Krążyłam po zakamarkach miasta, czekając na mamę. Musiała jechać do mechanika, mechanika który był oddalony o kilkanaście kilometrów. W końcu usiadłam na ławkę gdzieś w środku miasteczka, tak bym je nazwała, w sumie nie było za duże, a całość okrążyłam bardzo szybko. Wyciągnęłam słuchawki i puściłam swoją ulubioną playlistę, wesołe piosenki mieszały się ze smutnymi kawałkami i wszystkim innym co tylko możliwe. Może mój gust muzyczny nie był do końca określony, ale dlaczego miałabym go zmieniać, skoro te piosenki mi się podobają? Spojrzałam w stronę tabliczek, na jednej z niej była wskazana droga do parku.

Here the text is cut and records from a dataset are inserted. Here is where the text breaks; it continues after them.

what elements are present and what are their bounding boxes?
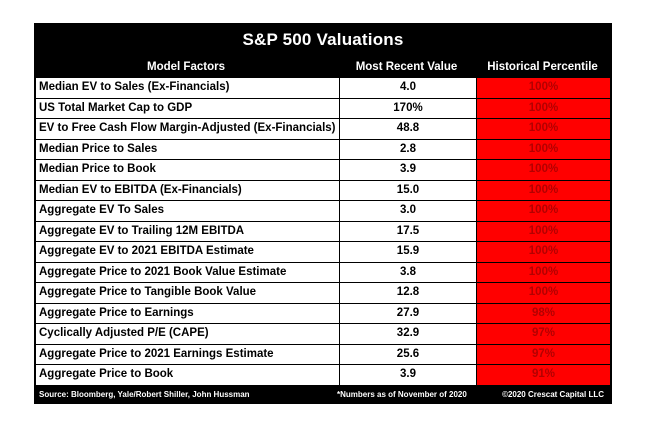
table-row: Aggregate EV to Trailing 12M EBITDA 17.5… — [36, 221, 610, 242]
header-historical-percentile: Historical Percentile — [487, 61, 598, 73]
table-row: Aggregate EV to 2021 EBITDA Estimate 15.… — [36, 242, 610, 263]
table-row: Median Price to Sales 2.8 100% — [36, 139, 610, 160]
factor-cell: Aggregate EV to Trailing 12M EBITDA — [36, 221, 340, 241]
factor-cell: Aggregate Price to 2021 Book Value Estim… — [36, 262, 340, 282]
table-row: Aggregate EV To Sales 3.0 100% — [36, 201, 610, 222]
value-cell: 25.6 — [340, 344, 477, 364]
table-row: Cyclically Adjusted P/E (CAPE) 32.9 97% — [36, 324, 610, 345]
table-row: EV to Free Cash Flow Margin-Adjusted (Ex… — [36, 119, 610, 140]
table-title: S&P 500 Valuations — [242, 30, 404, 49]
percentile-cell: 97% — [477, 324, 610, 344]
table-row: Median EV to Sales (Ex-Financials) 4.0 1… — [36, 78, 610, 99]
factor-cell: Cyclically Adjusted P/E (CAPE) — [36, 324, 340, 344]
factor-cell: US Total Market Cap to GDP — [36, 98, 340, 118]
footer-copyright: ©2020 Crescat Capital LLC — [502, 390, 604, 399]
factor-cell: Median EV to Sales (Ex-Financials) — [36, 78, 340, 98]
percentile-cell: 91% — [477, 365, 610, 385]
header-model-factors: Model Factors — [147, 61, 225, 73]
percentile-cell: 100% — [477, 283, 610, 303]
factor-cell: Aggregate EV to 2021 EBITDA Estimate — [36, 242, 340, 262]
table-row: Median EV to EBITDA (Ex-Financials) 15.0… — [36, 180, 610, 201]
percentile-cell: 100% — [477, 221, 610, 241]
percentile-cell: 100% — [477, 180, 610, 200]
valuations-table-body: Median EV to Sales (Ex-Financials) 4.0 1… — [36, 78, 610, 386]
value-cell: 15.9 — [340, 242, 477, 262]
value-cell: 170% — [340, 98, 477, 118]
header-most-recent-value: Most Recent Value — [355, 61, 458, 73]
table-header-row: Model Factors Most Recent Value Historic… — [34, 57, 612, 78]
factor-cell: Aggregate Price to Earnings — [36, 303, 340, 323]
factor-cell: EV to Free Cash Flow Margin-Adjusted (Ex… — [36, 119, 340, 139]
footer-source: Source: Bloomberg, Yale/Robert Shiller, … — [39, 390, 250, 399]
table-row: Median Price to Book 3.9 100% — [36, 160, 610, 181]
table-row: Aggregate Price to 2021 Earnings Estimat… — [36, 344, 610, 365]
percentile-cell: 100% — [477, 242, 610, 262]
value-cell: 2.8 — [340, 139, 477, 159]
value-cell: 12.8 — [340, 283, 477, 303]
table-row: Aggregate Price to 2021 Book Value Estim… — [36, 262, 610, 283]
footer-note: *Numbers as of November of 2020 — [337, 390, 467, 399]
percentile-cell: 100% — [477, 78, 610, 98]
value-cell: 3.0 — [340, 201, 477, 221]
table-row: US Total Market Cap to GDP 170% 100% — [36, 98, 610, 119]
table-row: Aggregate Price to Book 3.9 91% — [36, 365, 610, 386]
percentile-cell: 100% — [477, 98, 610, 118]
percentile-cell: 100% — [477, 139, 610, 159]
value-cell: 27.9 — [340, 303, 477, 323]
table-row: Aggregate Price to Earnings 27.9 98% — [36, 303, 610, 324]
value-cell: 3.9 — [340, 160, 477, 180]
factor-cell: Median Price to Sales — [36, 139, 340, 159]
percentile-cell: 98% — [477, 303, 610, 323]
factor-cell: Aggregate Price to 2021 Earnings Estimat… — [36, 344, 340, 364]
table-row: Aggregate Price to Tangible Book Value 1… — [36, 283, 610, 304]
valuations-table-panel: S&P 500 Valuations Model Factors Most Re… — [34, 23, 612, 404]
value-cell: 3.9 — [340, 365, 477, 385]
percentile-cell: 97% — [477, 344, 610, 364]
value-cell: 4.0 — [340, 78, 477, 98]
factor-cell: Aggregate Price to Tangible Book Value — [36, 283, 340, 303]
percentile-cell: 100% — [477, 201, 610, 221]
factor-cell: Median Price to Book — [36, 160, 340, 180]
value-cell: 3.8 — [340, 262, 477, 282]
percentile-cell: 100% — [477, 119, 610, 139]
value-cell: 17.5 — [340, 221, 477, 241]
percentile-cell: 100% — [477, 160, 610, 180]
value-cell: 32.9 — [340, 324, 477, 344]
factor-cell: Aggregate EV To Sales — [36, 201, 340, 221]
factor-cell: Median EV to EBITDA (Ex-Financials) — [36, 180, 340, 200]
percentile-cell: 100% — [477, 262, 610, 282]
value-cell: 48.8 — [340, 119, 477, 139]
table-footer: Source: Bloomberg, Yale/Robert Shiller, … — [34, 386, 612, 404]
value-cell: 15.0 — [340, 180, 477, 200]
factor-cell: Aggregate Price to Book — [36, 365, 340, 385]
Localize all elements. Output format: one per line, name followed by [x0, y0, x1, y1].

Długo więc nie siedziałam i spokojnym krokiem ruszyłam w jego stronę. Usiadłam na jednej z pustych ławek, gdzieś w środku, oparłam się plecami o nią i zamknęłam oczy.
- Camila?
Usłyszałam swoje imię i byłam pewna, że albo mi się wydaję albo to mama. Zdjęłam jedną słuchawkę i otworzyłam oczy. Stała przede mną dziewczyna w czarnych włosach i patrzyła się wprost na mnie.
- O co chodzi? - zapytałam, nie kojarząc ten osoby.
- To ja Lauren, pamiętasz mnie? - w tamtej chwili, wróciły wszystkie moje wspomnienia. To, jak ta dziewczyna złamała mi serce i zniknęła z mojego życia bez jakiegokolwiek wytłumaczenia, przynajmniej ja tak to odczułam.
Nie widziałam co mam powiedzieć, może udam, że to nie ja i nie wiem o co chodzi, ale z drugiej strony to raczej chyba wie, że to ja.
- Cześć - mruknęłam cicho i nastała niezręczna cisza.
Tak samo było tamtego dnia, gdy byłyśmy razem, za bardzo się bałam żeby cokolwiek powiedzieć i byłam przez to cholernie na siebie zła. Od tamtej pory się zmieniłam, może nie aż tak bardzo, ale na tyle, że nigdy nie pozwoliłabym aby ktoś zniszczył mnie psychicznie tak jak ona.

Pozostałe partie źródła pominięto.